If you don't enjoy a good juicy chunk of pineapple, there is something wrong with you. I'm sorry, that's just how I feel. Fresh pineapple is one of the world's best treats: sweet, juicy, chewy, and YUM. But I must say, I know very little about pineapples. It's not like they grew on the farm next to me in Wisconsin, dontcha know. So since I don't like having knowledge deficits nor fresh fruit deficits, we made our way over to the Dole Plantation, a short drive up to Wahiama in Central Oahu in Hawaii.

The Dole Plantation is definitely geared towards tourists, but that's not necessarily a bad thing. It's very easy to navigate, kid- and senior-friendly, and an interesting change from the beach scene. There are essentially five things to do here: eat in the cafeteria, shop in the very large gift shop, ride on a small train, go through the World's Largest Maze, and take a tour of their Botanic Garden. We started out at the train, which is pretty darn cute.

It's a 20-minute ride through some of the pineapple fields, commercially-narrated, and entirely pleasant.

Now here is where we parted ways. The kids wanted to do the maze; I find mazes more annoying than challenging. The kids went to the maze, and loved it...

...while I went by myself on the Garden Tour and took NINE BILLION PHOTOS OF FLOWERS AND PLANTS. Forgive me for my excess; perhaps my fellow Seattle pals will enjoy a jolt of color (I hear it's like 44 degrees and raining there, what a SHOCK). You can use them as screensavers or drink coasters! Here we go.

After my nature frenzy, I met up with the Maze Monkeys. A peacock tried to get in the maze. Silly peacocks!

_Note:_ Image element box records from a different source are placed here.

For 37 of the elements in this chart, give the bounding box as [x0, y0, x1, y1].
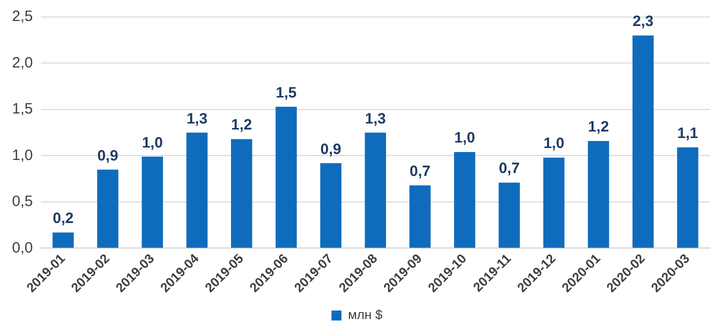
y-tick-label: 2,0: [12, 54, 33, 72]
bar: [632, 36, 654, 248]
y-tick-label: 1,0: [12, 146, 33, 164]
bar: [52, 232, 74, 248]
data-label: 1,0: [142, 134, 163, 152]
data-label: 1,5: [276, 84, 297, 102]
bar: [142, 156, 163, 248]
data-label: 0,9: [320, 140, 342, 158]
data-label: 1,2: [588, 118, 609, 136]
data-label: 1,3: [364, 110, 386, 128]
bar: [498, 182, 520, 248]
y-tick-label: 2,5: [12, 8, 33, 26]
data-label: 1,2: [231, 116, 252, 134]
bar: [320, 163, 342, 248]
data-label: 0,7: [410, 162, 430, 180]
bar: [186, 132, 208, 248]
bar: [588, 140, 610, 248]
legend-label: млн $: [348, 307, 384, 322]
bar: [409, 185, 431, 248]
data-label: 1,3: [186, 110, 208, 128]
data-label: 0,9: [97, 147, 118, 164]
y-tick-label: 1,5: [12, 100, 33, 118]
data-label: 1,1: [677, 125, 698, 142]
bar: [454, 152, 476, 248]
data-label: 2,3: [632, 13, 654, 30]
bar: [231, 139, 252, 248]
y-tick-label: 0,5: [12, 193, 33, 210]
data-label: 1,0: [454, 130, 476, 147]
y-tick-label: 0,0: [12, 239, 33, 256]
bar: [276, 106, 297, 248]
bar: [677, 147, 698, 248]
bar: [543, 158, 564, 248]
bar: [97, 170, 118, 248]
data-label: 1,0: [543, 135, 564, 152]
bar: [364, 132, 386, 248]
data-label: 0,2: [52, 210, 74, 228]
data-label: 0,7: [498, 160, 520, 178]
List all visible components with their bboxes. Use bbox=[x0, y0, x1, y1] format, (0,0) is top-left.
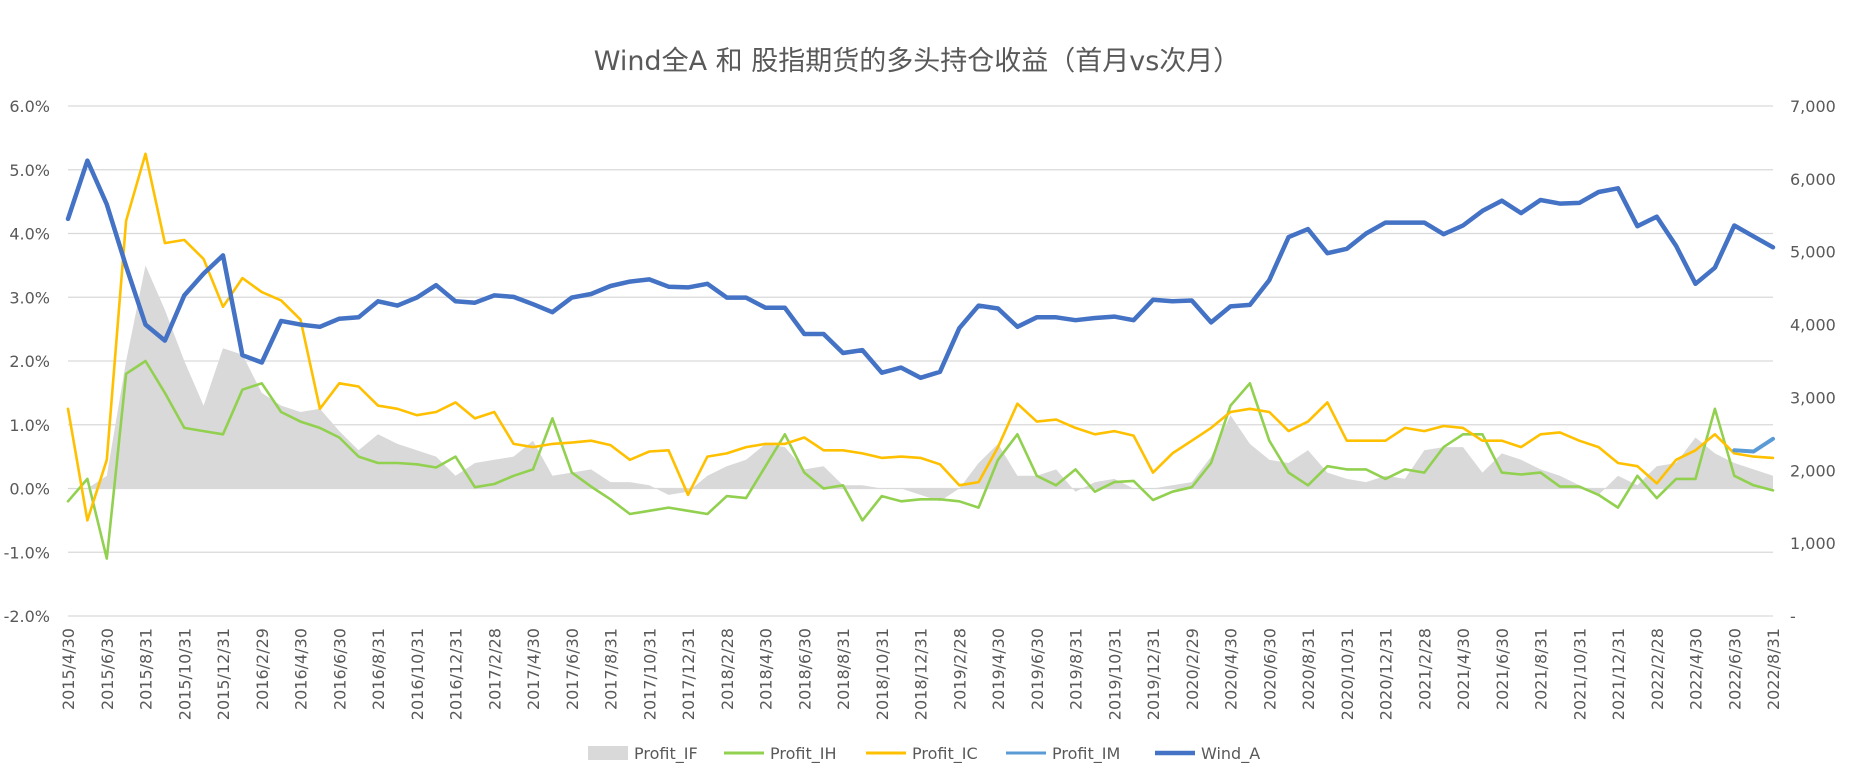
x-tick-label: 2020/4/30 bbox=[1222, 628, 1241, 710]
series-layer bbox=[65, 152, 1776, 560]
x-tick-label: 2018/2/28 bbox=[718, 628, 737, 710]
chart-title: Wind全A 和 股指期货的多头持仓收益（首月vs次月） bbox=[594, 46, 1241, 77]
x-tick-label: 2020/6/30 bbox=[1260, 628, 1279, 710]
x-tick-label: 2022/2/28 bbox=[1648, 628, 1667, 710]
x-tick-label: 2018/10/31 bbox=[873, 628, 892, 720]
x-tick-label: 2016/2/29 bbox=[253, 628, 272, 710]
legend: Profit_IF Profit_IH Profit_IC Profit_IM Wind… bbox=[588, 744, 1260, 764]
x-tick-label: 2016/4/30 bbox=[292, 628, 311, 710]
right-tick-label: 7,000 bbox=[1790, 97, 1836, 116]
legend-label-profit-ih: Profit_IH bbox=[770, 744, 836, 764]
x-tick-label: 2021/6/30 bbox=[1493, 628, 1512, 710]
x-tick-label: 2015/8/31 bbox=[137, 628, 156, 710]
left-tick-label: 1.0% bbox=[9, 416, 50, 435]
left-tick-label: 2.0% bbox=[9, 352, 50, 371]
series-wind-a-line bbox=[65, 158, 1776, 381]
x-tick-label: 2017/4/30 bbox=[524, 628, 543, 710]
left-tick-label: 5.0% bbox=[9, 161, 50, 180]
legend-label-wind-a: Wind_A bbox=[1201, 744, 1260, 764]
grid-lines bbox=[68, 105, 1773, 617]
x-tick-label: 2021/2/28 bbox=[1415, 628, 1434, 710]
left-axis: -2.0% -1.0% 0.0% 1.0% 2.0% 3.0% 4.0% 5.0% 6.0% bbox=[4, 97, 50, 626]
x-tick-label: 2015/4/30 bbox=[59, 628, 78, 710]
x-tick-label: 2022/4/30 bbox=[1687, 628, 1706, 710]
x-tick-label: 2015/6/30 bbox=[98, 628, 117, 710]
right-tick-label: - bbox=[1790, 607, 1796, 626]
right-axis: - 1,000 2,000 3,000 4,000 5,000 6,000 7,000 bbox=[1790, 97, 1836, 626]
x-tick-label: 2017/8/31 bbox=[602, 628, 621, 710]
x-tick-label: 2017/2/28 bbox=[485, 628, 504, 710]
x-tick-label: 2022/8/31 bbox=[1764, 628, 1783, 710]
right-tick-label: 5,000 bbox=[1790, 243, 1836, 262]
right-tick-label: 4,000 bbox=[1790, 316, 1836, 335]
x-tick-label: 2016/10/31 bbox=[408, 628, 427, 720]
x-tick-label: 2020/10/31 bbox=[1338, 628, 1357, 720]
x-axis: 2015/4/30 2015/6/30 2015/8/31 2015/10/31 201… bbox=[59, 628, 1783, 720]
left-tick-label: 6.0% bbox=[9, 97, 50, 116]
x-tick-label: 2017/10/31 bbox=[640, 628, 659, 720]
series-profit-ic-line bbox=[66, 152, 1775, 522]
x-tick-label: 2020/12/31 bbox=[1377, 628, 1396, 720]
series-profit-ih-line bbox=[66, 359, 1775, 560]
x-tick-label: 2021/8/31 bbox=[1532, 628, 1551, 710]
x-tick-label: 2015/12/31 bbox=[214, 628, 233, 720]
legend-label-profit-im: Profit_IM bbox=[1052, 744, 1120, 764]
legend-swatch-profit-if bbox=[588, 746, 628, 760]
left-tick-label: -1.0% bbox=[4, 543, 50, 562]
series-profit-if-area bbox=[68, 265, 1773, 502]
x-tick-label: 2019/6/30 bbox=[1028, 628, 1047, 710]
x-tick-label: 2015/10/31 bbox=[175, 628, 194, 720]
x-tick-label: 2022/6/30 bbox=[1725, 628, 1744, 710]
x-tick-label: 2021/12/31 bbox=[1609, 628, 1628, 720]
left-tick-label: -2.0% bbox=[4, 607, 50, 626]
x-tick-label: 2019/8/31 bbox=[1067, 628, 1086, 710]
x-tick-label: 2018/8/31 bbox=[834, 628, 853, 710]
right-tick-label: 6,000 bbox=[1790, 170, 1836, 189]
x-tick-label: 2019/4/30 bbox=[989, 628, 1008, 710]
x-tick-label: 2016/8/31 bbox=[369, 628, 388, 710]
right-tick-label: 2,000 bbox=[1790, 461, 1836, 480]
x-tick-label: 2018/4/30 bbox=[757, 628, 776, 710]
x-tick-label: 2019/2/28 bbox=[950, 628, 969, 710]
x-tick-label: 2020/2/29 bbox=[1183, 628, 1202, 710]
right-tick-label: 1,000 bbox=[1790, 534, 1836, 553]
left-tick-label: 4.0% bbox=[9, 225, 50, 244]
x-tick-label: 2017/6/30 bbox=[563, 628, 582, 710]
x-tick-label: 2017/12/31 bbox=[679, 628, 698, 720]
x-tick-label: 2016/12/31 bbox=[447, 628, 466, 720]
x-tick-label: 2021/4/30 bbox=[1454, 628, 1473, 710]
x-tick-label: 2021/10/31 bbox=[1570, 628, 1589, 720]
right-tick-label: 3,000 bbox=[1790, 388, 1836, 407]
x-tick-label: 2016/6/30 bbox=[330, 628, 349, 710]
x-tick-label: 2018/6/30 bbox=[795, 628, 814, 710]
x-tick-label: 2019/10/31 bbox=[1105, 628, 1124, 720]
x-tick-label: 2020/8/31 bbox=[1299, 628, 1318, 710]
legend-label-profit-if: Profit_IF bbox=[634, 744, 698, 764]
legend-label-profit-ic: Profit_IC bbox=[912, 744, 978, 764]
series-profit-im-line bbox=[1732, 436, 1775, 454]
x-tick-label: 2019/12/31 bbox=[1144, 628, 1163, 720]
left-tick-label: 0.0% bbox=[9, 480, 50, 499]
left-tick-label: 3.0% bbox=[9, 288, 50, 307]
x-tick-label: 2018/12/31 bbox=[912, 628, 931, 720]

We were thirsty and hungry so got some noms at the Plantation Grill. I got a pineapple chili dog which was DAMN TASTY THANK YOU, and an even-more-tasty thing, the Dole Whip. Oh mah gawd, this concoction was the closest thing I've had to good ol' Wisconsin frozen custard: smoooooth and rich. I could eat several every day. It's good I don't live here.

After that, we did the final thing, a trip to the gift shop, where MissEight and I bought a couple of t-shirts, some bracelets, a book, and some locally-made soaps. We left full of food and knowledge, with a pocketbook only a little emptier, and called it a day.